Ever since I began a research project to examine Theodore Roosevelt’s image in popular culture, I cannot help but see him everywhere. Even so, I hardly expected to find him on a political mural in Northern Ireland, let alone three such shrines.
Painted murals in Northern Ireland adorn the façade of many buildings. They depict the country’s political and religious struggles, most often referring to the decades of violence that began in the 1960s. The murals typically portray one side’s perspective. Republican murals showcase nationalist heroes such as hunger striker Bobby Sands and IRA gunmen who died in combat. Conversely, loyalist or unionist murals include Britain’s Union Jack flag and the portraits of monarchs. Figures of international reputation are not uncommon in either republican or loyalist renditions. Americans like Rev. Dr. Martin Luther King, Jr., Malcolm X, and Leonard Peltier appear as symbols of civil rights activism admired by the Irish as much as Americans.
So how did Theodore Roosevelt find his way onto these walls and into the tumultuous social debates in Northern Ireland? In fairness, he is not the only U.S. president to be honored in such a way. George Washington, Andrew Jackson, James Buchanan, and even Confederate President Jefferson Davis appear on public murals in Northern Ireland. These presidents—Roosevelt included—share a common ancestral bond as Scots-Irish Americans, that is, Protestants with genealogical ties to Ulster, the northern province of Ireland. In Ulster, American presidents represent the outstanding achievements of the Scots-Irish in the United States and because of their religious affiliation are applied by artists to distinguish the ethnic identity of Northern Irish Protestants. The murals also attempt to build closer associations with Americans of the same religious background and bolster unionists’ claims to the political leadership of Ulster.
Roosevelt deserves special mention among the U.S. presidents. He called Scots-Irish a “bold and hearty race” and in the first volume of his four-part The Winning of the West defined them in a way that could only appeal to contemporary loyalists:
The Presbyterian Irish were themselves already a mixed people. Though mainly descended from Scotch ancestors—who came originally from both lowlands and highlands, from among both the Scotch Saxons and the Scotch Celts,—many of them were of English, a few of French Huguenot, and quite a number of true old Milesian Irish extraction. They were the Protestants of the Protestants; they detested and despised the Catholics, whom their ancestors had conquered, and regarded the Episcopalians by whom they themselves had been oppressed, with a more sullen, but scarcely less intense, hatred. They were a truculent and obstinate people, and gloried in the warlike renown of their forefathers, the men who had followed Cromwell, and who had shared in the defence of Derry and in the victories of the Boyne and Aughrim.

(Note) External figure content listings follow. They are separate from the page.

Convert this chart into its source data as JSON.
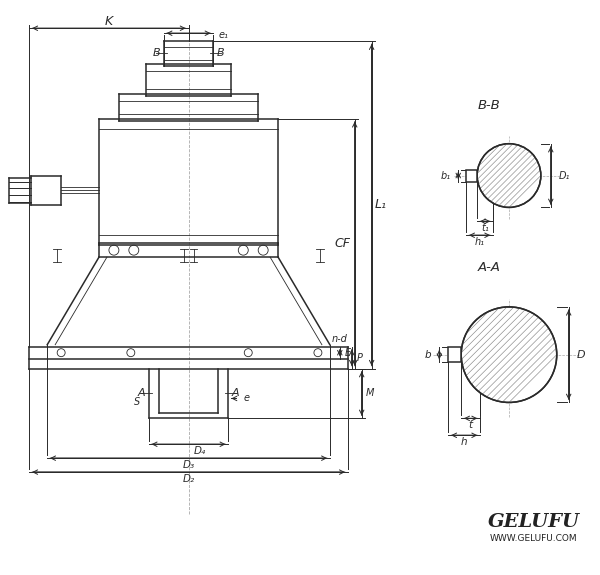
{
  "bg_color": "#ffffff",
  "line_color": "#2a2a2a",
  "dim_color": "#2a2a2a",
  "thin_color": "#555555",
  "figsize": [
    6.0,
    5.75
  ],
  "dpi": 100,
  "labels": {
    "K": "K",
    "B_left": "B",
    "B_right": "B",
    "e1": "e₁",
    "CF": "CF",
    "L1": "L₁",
    "n_d": "n-d",
    "E": "E",
    "P": "P",
    "M": "M",
    "A_left": "A",
    "A_right": "A",
    "S": "S",
    "e": "e",
    "D4": "D₄",
    "D3": "D₃",
    "D2": "D₂",
    "BB": "B-B",
    "AA": "A-A",
    "b1": "b₁",
    "t1": "t₁",
    "D1": "D₁",
    "h1": "h₁",
    "b": "b",
    "D": "D",
    "t": "t",
    "h": "h"
  },
  "gelufu": {
    "text1": "GELUFU",
    "text2": "WWW.GELUFU.COM"
  }
}
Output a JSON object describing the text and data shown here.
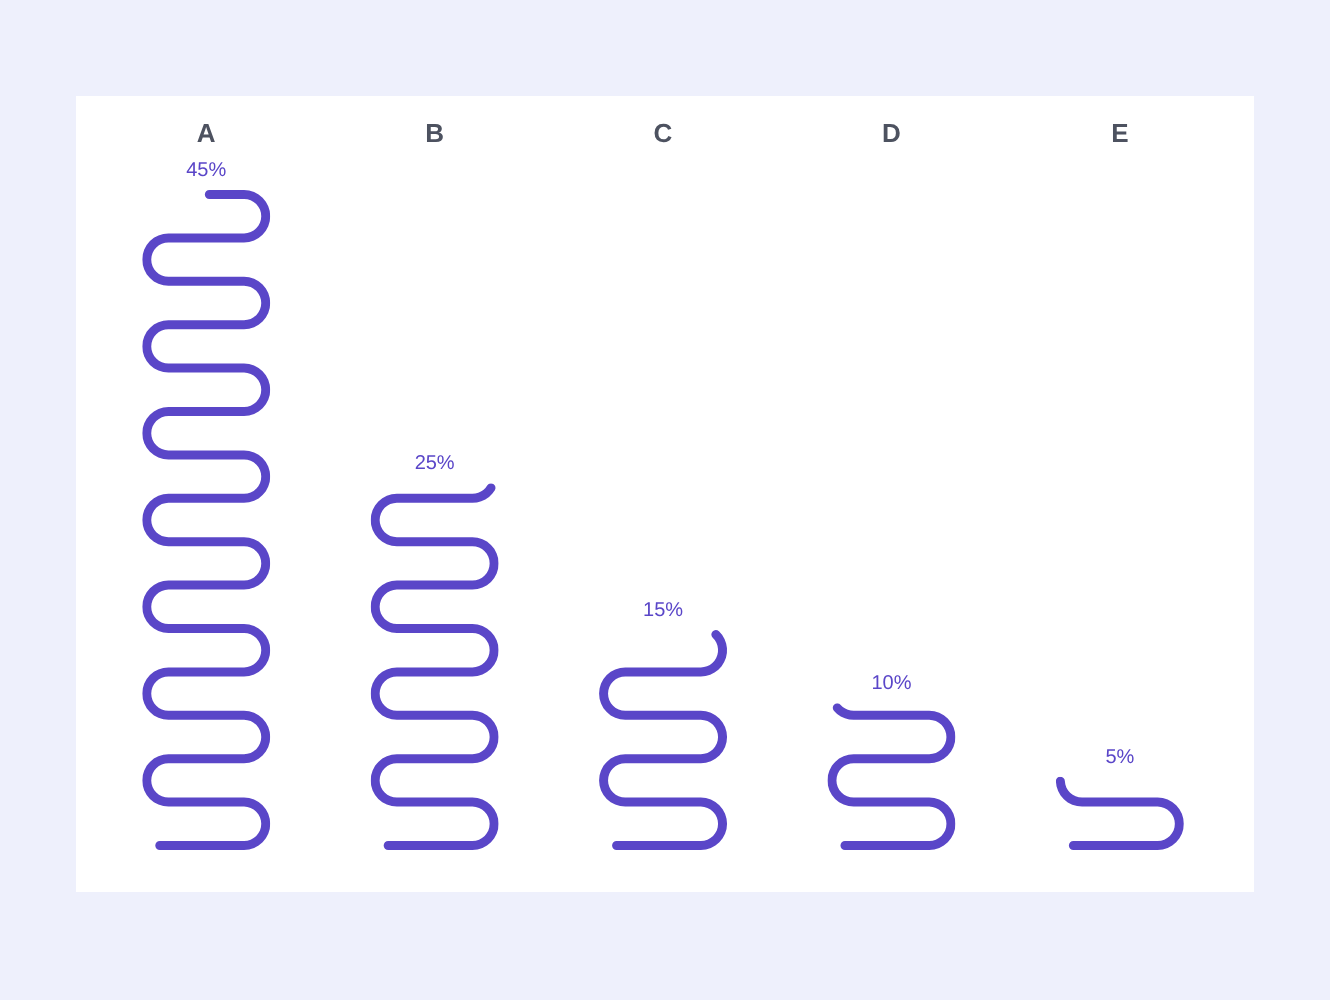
{
  "chart_data": {
    "type": "bar",
    "categories": [
      "A",
      "B",
      "C",
      "D",
      "E"
    ],
    "values": [
      45,
      25,
      15,
      10,
      5
    ],
    "value_labels": [
      "45%",
      "25%",
      "15%",
      "10%",
      "5%"
    ],
    "color": "#5a46c8",
    "tick_labels": "x"
  }
}
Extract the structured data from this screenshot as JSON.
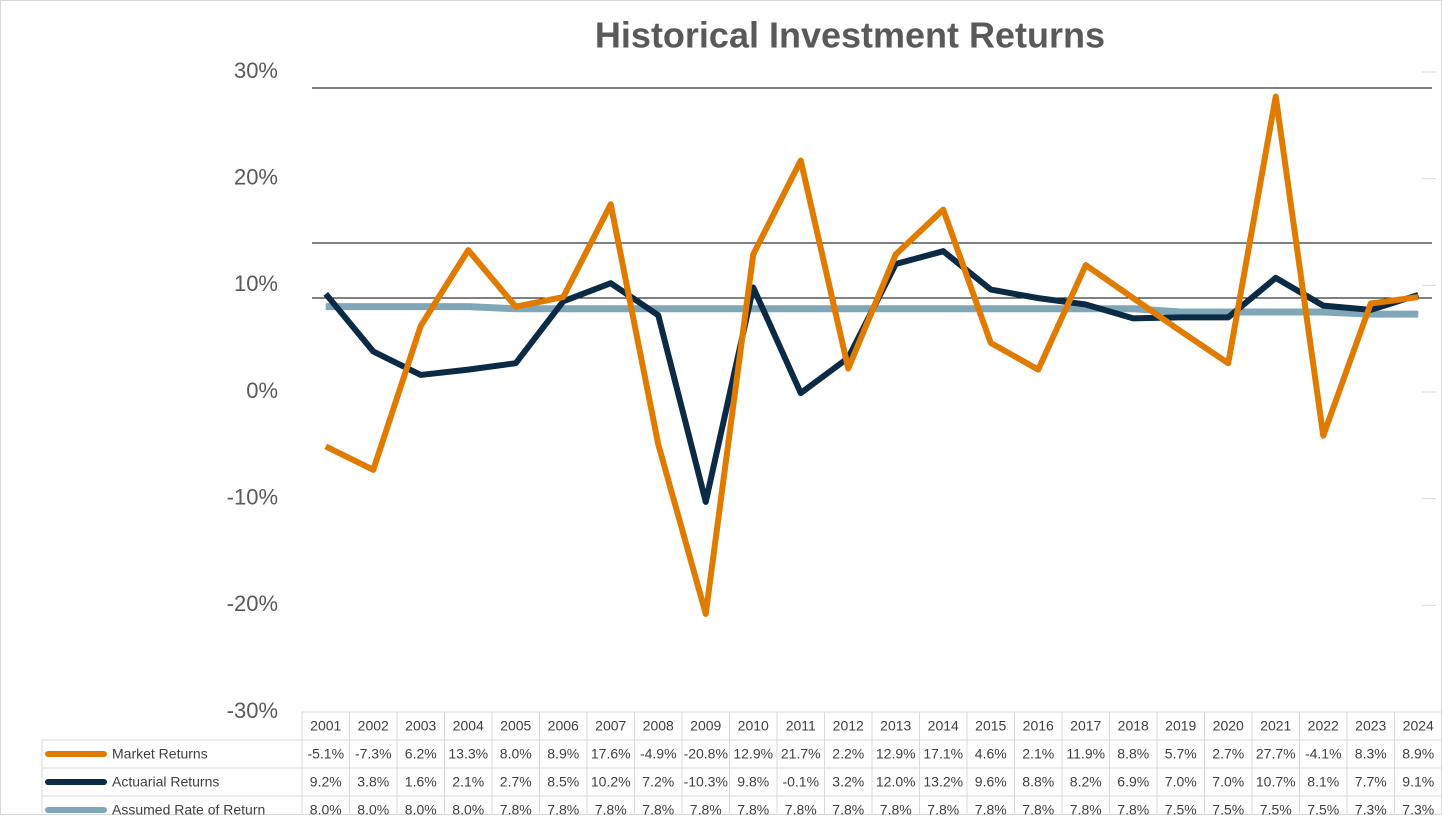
{
  "chart_data": {
    "type": "line",
    "title": "Historical Investment Returns",
    "categories": [
      "2001",
      "2002",
      "2003",
      "2004",
      "2005",
      "2006",
      "2007",
      "2008",
      "2009",
      "2010",
      "2011",
      "2012",
      "2013",
      "2014",
      "2015",
      "2016",
      "2017",
      "2018",
      "2019",
      "2020",
      "2021",
      "2022",
      "2023",
      "2024"
    ],
    "series": [
      {
        "name": "Market Returns",
        "color": "#e07b00",
        "values": [
          -5.1,
          -7.3,
          6.2,
          13.3,
          8.0,
          8.9,
          17.6,
          -4.9,
          -20.8,
          12.9,
          21.7,
          2.2,
          12.9,
          17.1,
          4.6,
          2.1,
          11.9,
          8.8,
          5.7,
          2.7,
          27.7,
          -4.1,
          8.3,
          8.9
        ],
        "value_labels": [
          "-5.1%",
          "-7.3%",
          "6.2%",
          "13.3%",
          "8.0%",
          "8.9%",
          "17.6%",
          "-4.9%",
          "-20.8%",
          "12.9%",
          "21.7%",
          "2.2%",
          "12.9%",
          "17.1%",
          "4.6%",
          "2.1%",
          "11.9%",
          "8.8%",
          "5.7%",
          "2.7%",
          "27.7%",
          "-4.1%",
          "8.3%",
          "8.9%"
        ]
      },
      {
        "name": "Actuarial Returns",
        "color": "#0b2a45",
        "values": [
          9.2,
          3.8,
          1.6,
          2.1,
          2.7,
          8.5,
          10.2,
          7.2,
          -10.3,
          9.8,
          -0.1,
          3.2,
          12.0,
          13.2,
          9.6,
          8.8,
          8.2,
          6.9,
          7.0,
          7.0,
          10.7,
          8.1,
          7.7,
          9.1
        ],
        "value_labels": [
          "9.2%",
          "3.8%",
          "1.6%",
          "2.1%",
          "2.7%",
          "8.5%",
          "10.2%",
          "7.2%",
          "-10.3%",
          "9.8%",
          "-0.1%",
          "3.2%",
          "12.0%",
          "13.2%",
          "9.6%",
          "8.8%",
          "8.2%",
          "6.9%",
          "7.0%",
          "7.0%",
          "10.7%",
          "8.1%",
          "7.7%",
          "9.1%"
        ]
      },
      {
        "name": "Assumed Rate of Return",
        "color": "#7fa7b8",
        "values": [
          8.0,
          8.0,
          8.0,
          8.0,
          7.8,
          7.8,
          7.8,
          7.8,
          7.8,
          7.8,
          7.8,
          7.8,
          7.8,
          7.8,
          7.8,
          7.8,
          7.8,
          7.8,
          7.5,
          7.5,
          7.5,
          7.5,
          7.3,
          7.3
        ],
        "value_labels": [
          "8.0%",
          "8.0%",
          "8.0%",
          "8.0%",
          "7.8%",
          "7.8%",
          "7.8%",
          "7.8%",
          "7.8%",
          "7.8%",
          "7.8%",
          "7.8%",
          "7.8%",
          "7.8%",
          "7.8%",
          "7.8%",
          "7.8%",
          "7.8%",
          "7.5%",
          "7.5%",
          "7.5%",
          "7.5%",
          "7.3%",
          "7.3%"
        ]
      }
    ],
    "ylim": [
      -30,
      30
    ],
    "yticks": [
      {
        "value": -30,
        "label": "-30%"
      },
      {
        "value": -20,
        "label": "-20%"
      },
      {
        "value": -10,
        "label": "-10%"
      },
      {
        "value": 0,
        "label": "0%"
      },
      {
        "value": 10,
        "label": "10%"
      },
      {
        "value": 20,
        "label": "20%"
      },
      {
        "value": 30,
        "label": "30%"
      }
    ],
    "grid": true
  }
}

This is among the most regularly revered statements by Northern Irish unionists. Not only does Roosevelt indicate the distinctiveness of the Scots-Irish, he celebrates their exceptional history as defenders of the faith. TR’s recollection of two sacred victories for Northern Irish Protestants—the Battle of the Boyne and the Siege of Derry—has since endeared him to generations of unionists. The defense of Derry particularly stands out. When Catholic King James II invaded Ireland in an attempt to win back his monarchy, he laid siege to Derry. The city starved and suffered, yet its Protestant population refused to surrender to the Catholic king’s army. Eventually Derry was relieved by Dutch prince William of Orange, later crowned William III of England.
No wonder that Ulster’s loyalists felt the need to include Roosevelt. He too was a Dutch Protestant with a self-declared association to the Scots-Irish.
Every August the city of Derry celebrates the salvation of the city by William of Orange. Organized by the leading Protestant groups, a day-long parade begins down Wapping Lane, past the Roosevelt mural. While Roosevelt’s image was never part of the official celebration, for nearly 10 years he loomed over the parade as it made its way through the first leg of the march. However, the murals are an ever-changing canvas, and in 2009 Roosevelt was painted over.
Although gone, the now historical mural shows just how international the memory of Theodore Roosevelt can be. His legacy belongs to the world, and while he is remembered most in his own country, there are millions that celebrate his life abroad.